A New Leader Has Transformed Heritage. Now He Wants to Transform Conservatism.

Under Kevin Roberts, the influential D.C. think tank has moved away from the Reagan legacy and toward Trumpism. But Roberts has bigger ambitions still.

The Heritage Foundation building in Washington
Andrew Harnik/AP

On the day Russia invaded Ukraine in February 2022, Heritage Foundation President Kevin Roberts had the blue-and-yellow Ukrainian flag raised above the think tank’s Washington headquarters. Over the next several months, Heritage researchers and experts pumped out reports and essays backing U.S. assistance to Ukraine. “Without question, supporting Ukraine is in U.S. and European interests,” argued one paper. Another urged “an enduring and systematic approach to providing weapons, training, and medical care to Ukrainians.”

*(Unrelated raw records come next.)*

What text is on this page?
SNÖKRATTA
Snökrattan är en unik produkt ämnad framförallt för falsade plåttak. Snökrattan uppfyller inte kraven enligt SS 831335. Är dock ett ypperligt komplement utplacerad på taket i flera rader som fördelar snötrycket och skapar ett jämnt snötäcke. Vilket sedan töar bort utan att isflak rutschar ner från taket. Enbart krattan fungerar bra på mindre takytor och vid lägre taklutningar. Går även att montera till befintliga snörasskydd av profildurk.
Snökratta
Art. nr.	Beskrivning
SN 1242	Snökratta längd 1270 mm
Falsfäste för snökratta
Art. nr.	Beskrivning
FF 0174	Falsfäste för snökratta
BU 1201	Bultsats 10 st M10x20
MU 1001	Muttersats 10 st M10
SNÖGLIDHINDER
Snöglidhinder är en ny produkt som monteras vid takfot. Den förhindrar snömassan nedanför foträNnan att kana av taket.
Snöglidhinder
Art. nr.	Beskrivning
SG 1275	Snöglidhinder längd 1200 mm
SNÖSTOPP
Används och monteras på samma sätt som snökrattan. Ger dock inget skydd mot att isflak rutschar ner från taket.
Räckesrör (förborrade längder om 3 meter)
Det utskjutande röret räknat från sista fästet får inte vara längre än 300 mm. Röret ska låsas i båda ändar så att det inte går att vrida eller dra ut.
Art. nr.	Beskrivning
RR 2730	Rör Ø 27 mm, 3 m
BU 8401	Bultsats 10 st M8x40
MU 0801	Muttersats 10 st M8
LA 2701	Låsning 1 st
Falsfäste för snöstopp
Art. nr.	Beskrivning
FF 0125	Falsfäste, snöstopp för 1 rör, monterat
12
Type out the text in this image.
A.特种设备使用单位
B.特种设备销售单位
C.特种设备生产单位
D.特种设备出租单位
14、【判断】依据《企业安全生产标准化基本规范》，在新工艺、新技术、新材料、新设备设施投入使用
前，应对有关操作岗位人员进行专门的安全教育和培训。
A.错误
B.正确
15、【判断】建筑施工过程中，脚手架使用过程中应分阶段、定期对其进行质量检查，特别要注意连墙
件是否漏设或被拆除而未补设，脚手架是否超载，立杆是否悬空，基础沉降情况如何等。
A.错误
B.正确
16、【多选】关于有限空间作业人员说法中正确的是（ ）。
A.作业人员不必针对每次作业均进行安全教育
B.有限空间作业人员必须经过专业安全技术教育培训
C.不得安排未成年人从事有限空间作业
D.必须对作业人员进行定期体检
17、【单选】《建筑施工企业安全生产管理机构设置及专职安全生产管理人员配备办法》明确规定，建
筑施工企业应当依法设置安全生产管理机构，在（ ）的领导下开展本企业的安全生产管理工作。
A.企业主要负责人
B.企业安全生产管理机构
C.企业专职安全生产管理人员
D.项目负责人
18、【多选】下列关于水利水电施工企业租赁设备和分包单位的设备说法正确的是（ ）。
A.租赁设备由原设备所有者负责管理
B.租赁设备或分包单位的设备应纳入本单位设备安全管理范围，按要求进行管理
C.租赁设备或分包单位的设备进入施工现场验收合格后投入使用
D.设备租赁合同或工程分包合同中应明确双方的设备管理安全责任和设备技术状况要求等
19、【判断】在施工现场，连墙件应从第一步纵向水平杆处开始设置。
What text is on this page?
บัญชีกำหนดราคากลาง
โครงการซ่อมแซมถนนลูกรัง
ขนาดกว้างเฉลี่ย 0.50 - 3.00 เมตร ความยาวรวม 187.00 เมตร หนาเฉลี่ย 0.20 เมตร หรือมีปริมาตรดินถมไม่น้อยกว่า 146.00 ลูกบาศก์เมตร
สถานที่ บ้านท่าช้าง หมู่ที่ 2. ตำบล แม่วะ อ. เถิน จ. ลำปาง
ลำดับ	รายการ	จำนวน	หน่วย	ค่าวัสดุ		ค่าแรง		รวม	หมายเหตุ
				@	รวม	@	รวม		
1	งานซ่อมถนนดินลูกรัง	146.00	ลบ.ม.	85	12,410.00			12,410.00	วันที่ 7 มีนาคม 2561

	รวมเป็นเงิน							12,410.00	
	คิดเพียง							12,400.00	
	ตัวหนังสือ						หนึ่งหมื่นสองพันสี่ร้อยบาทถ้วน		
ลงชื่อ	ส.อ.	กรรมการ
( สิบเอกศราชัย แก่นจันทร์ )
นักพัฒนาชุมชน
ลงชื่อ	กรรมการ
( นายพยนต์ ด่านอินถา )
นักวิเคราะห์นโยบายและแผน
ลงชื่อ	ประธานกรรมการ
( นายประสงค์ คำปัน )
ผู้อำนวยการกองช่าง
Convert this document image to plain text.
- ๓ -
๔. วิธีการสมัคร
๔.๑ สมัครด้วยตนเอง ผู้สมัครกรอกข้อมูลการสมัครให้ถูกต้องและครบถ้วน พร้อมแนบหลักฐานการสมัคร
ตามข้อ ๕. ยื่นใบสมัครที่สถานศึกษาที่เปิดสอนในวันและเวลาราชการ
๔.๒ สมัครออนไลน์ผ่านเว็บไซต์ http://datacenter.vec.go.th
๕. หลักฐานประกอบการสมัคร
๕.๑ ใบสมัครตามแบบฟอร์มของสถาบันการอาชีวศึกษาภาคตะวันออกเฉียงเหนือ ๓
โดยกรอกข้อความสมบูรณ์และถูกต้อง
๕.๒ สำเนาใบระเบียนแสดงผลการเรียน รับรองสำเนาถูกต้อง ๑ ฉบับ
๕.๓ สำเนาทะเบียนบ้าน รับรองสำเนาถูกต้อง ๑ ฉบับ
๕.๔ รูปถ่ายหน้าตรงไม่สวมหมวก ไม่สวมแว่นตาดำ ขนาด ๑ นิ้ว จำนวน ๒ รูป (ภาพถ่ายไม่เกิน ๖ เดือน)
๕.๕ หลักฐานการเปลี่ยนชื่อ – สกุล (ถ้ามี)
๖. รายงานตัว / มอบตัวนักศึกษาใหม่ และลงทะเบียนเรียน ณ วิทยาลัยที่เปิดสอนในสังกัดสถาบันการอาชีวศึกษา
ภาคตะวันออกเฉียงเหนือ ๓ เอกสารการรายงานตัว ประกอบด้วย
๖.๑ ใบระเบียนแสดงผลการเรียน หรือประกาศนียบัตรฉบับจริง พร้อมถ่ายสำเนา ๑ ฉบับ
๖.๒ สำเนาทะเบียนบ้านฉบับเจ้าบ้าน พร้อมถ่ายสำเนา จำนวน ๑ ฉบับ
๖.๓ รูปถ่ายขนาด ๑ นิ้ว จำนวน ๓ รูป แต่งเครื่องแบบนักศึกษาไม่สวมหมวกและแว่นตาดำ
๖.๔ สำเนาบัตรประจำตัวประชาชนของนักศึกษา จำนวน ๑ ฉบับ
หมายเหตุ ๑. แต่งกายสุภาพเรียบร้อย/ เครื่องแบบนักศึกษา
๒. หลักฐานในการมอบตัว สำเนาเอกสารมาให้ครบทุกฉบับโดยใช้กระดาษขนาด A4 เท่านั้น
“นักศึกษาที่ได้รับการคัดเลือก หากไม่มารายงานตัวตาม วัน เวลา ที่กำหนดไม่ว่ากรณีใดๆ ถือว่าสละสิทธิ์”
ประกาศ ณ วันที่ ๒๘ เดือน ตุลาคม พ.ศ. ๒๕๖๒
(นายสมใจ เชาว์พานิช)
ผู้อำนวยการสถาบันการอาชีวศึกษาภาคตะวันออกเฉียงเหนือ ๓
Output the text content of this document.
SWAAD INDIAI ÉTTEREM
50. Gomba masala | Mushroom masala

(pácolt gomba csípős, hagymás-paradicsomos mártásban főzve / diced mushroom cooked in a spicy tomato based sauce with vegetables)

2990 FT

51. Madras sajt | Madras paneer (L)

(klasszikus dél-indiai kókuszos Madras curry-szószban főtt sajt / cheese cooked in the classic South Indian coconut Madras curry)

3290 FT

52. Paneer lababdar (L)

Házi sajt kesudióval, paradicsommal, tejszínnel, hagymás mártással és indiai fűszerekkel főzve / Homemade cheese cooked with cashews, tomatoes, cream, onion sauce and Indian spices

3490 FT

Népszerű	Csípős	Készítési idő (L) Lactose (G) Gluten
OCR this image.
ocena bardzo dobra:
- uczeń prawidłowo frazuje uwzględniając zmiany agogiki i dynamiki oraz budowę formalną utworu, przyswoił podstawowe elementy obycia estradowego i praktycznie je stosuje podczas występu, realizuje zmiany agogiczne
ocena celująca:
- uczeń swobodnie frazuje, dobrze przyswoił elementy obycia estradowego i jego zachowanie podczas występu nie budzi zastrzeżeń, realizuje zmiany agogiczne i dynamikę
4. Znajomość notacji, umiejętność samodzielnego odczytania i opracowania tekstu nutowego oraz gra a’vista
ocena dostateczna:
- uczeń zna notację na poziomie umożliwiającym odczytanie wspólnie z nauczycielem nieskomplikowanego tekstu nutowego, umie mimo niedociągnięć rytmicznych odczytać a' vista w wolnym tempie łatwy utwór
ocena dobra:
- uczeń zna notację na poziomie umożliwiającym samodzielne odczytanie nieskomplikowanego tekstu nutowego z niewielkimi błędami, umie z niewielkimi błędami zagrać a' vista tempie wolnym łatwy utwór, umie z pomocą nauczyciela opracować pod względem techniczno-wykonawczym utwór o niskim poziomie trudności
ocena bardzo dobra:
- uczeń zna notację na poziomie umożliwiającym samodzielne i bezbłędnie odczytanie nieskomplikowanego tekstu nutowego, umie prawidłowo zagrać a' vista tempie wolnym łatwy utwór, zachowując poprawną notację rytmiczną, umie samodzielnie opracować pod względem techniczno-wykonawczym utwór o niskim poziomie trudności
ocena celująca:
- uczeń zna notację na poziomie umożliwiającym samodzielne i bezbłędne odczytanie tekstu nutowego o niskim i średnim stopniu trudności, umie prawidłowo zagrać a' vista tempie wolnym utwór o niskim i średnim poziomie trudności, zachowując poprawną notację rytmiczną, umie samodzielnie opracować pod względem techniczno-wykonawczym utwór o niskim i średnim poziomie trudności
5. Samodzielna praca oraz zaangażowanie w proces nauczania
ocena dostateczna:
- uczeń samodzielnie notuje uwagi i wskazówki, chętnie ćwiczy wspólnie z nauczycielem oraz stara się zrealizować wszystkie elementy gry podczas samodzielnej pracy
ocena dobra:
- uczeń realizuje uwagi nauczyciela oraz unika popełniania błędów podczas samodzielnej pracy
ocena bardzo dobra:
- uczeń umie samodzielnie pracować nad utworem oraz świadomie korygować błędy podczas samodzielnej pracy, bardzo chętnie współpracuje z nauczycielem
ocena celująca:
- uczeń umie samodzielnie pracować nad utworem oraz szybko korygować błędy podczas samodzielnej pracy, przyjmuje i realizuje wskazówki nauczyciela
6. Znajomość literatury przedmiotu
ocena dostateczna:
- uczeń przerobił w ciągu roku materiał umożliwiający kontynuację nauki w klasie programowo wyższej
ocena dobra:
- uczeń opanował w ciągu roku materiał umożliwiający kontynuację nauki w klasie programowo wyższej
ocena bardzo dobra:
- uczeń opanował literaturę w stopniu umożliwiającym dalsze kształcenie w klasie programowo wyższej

Eighteen months later, two of the experts who wrote those reports had left Heritage — and Roberts declared in a column that Americans were “fed up” with the “expensive, far-off war effort.” “It’s time to turn off the tap,” he wrote. “People are tired of Washington’s shady backroom deals cut with their money. Until Biden presents a direct and immediate path to end the conflict in Ukraine, and Congress comes up with a way to ensure that our aid is responsibly distributed, the Heritage Foundation will stand firm and demand that not another cent is spent fighting this war.”

It was a quick about-face for Heritage, and part of a larger shift that goes well beyond Ukraine. The venerable think tank — which once provided the blueprint for the “Reagan Revolution,” celebrated the passage of NAFTA, and warned against Donald Trump’s protectionist tendencies — has become skeptical of free trade, suspicious of foreign military entanglements, even open to government intervention to help American families.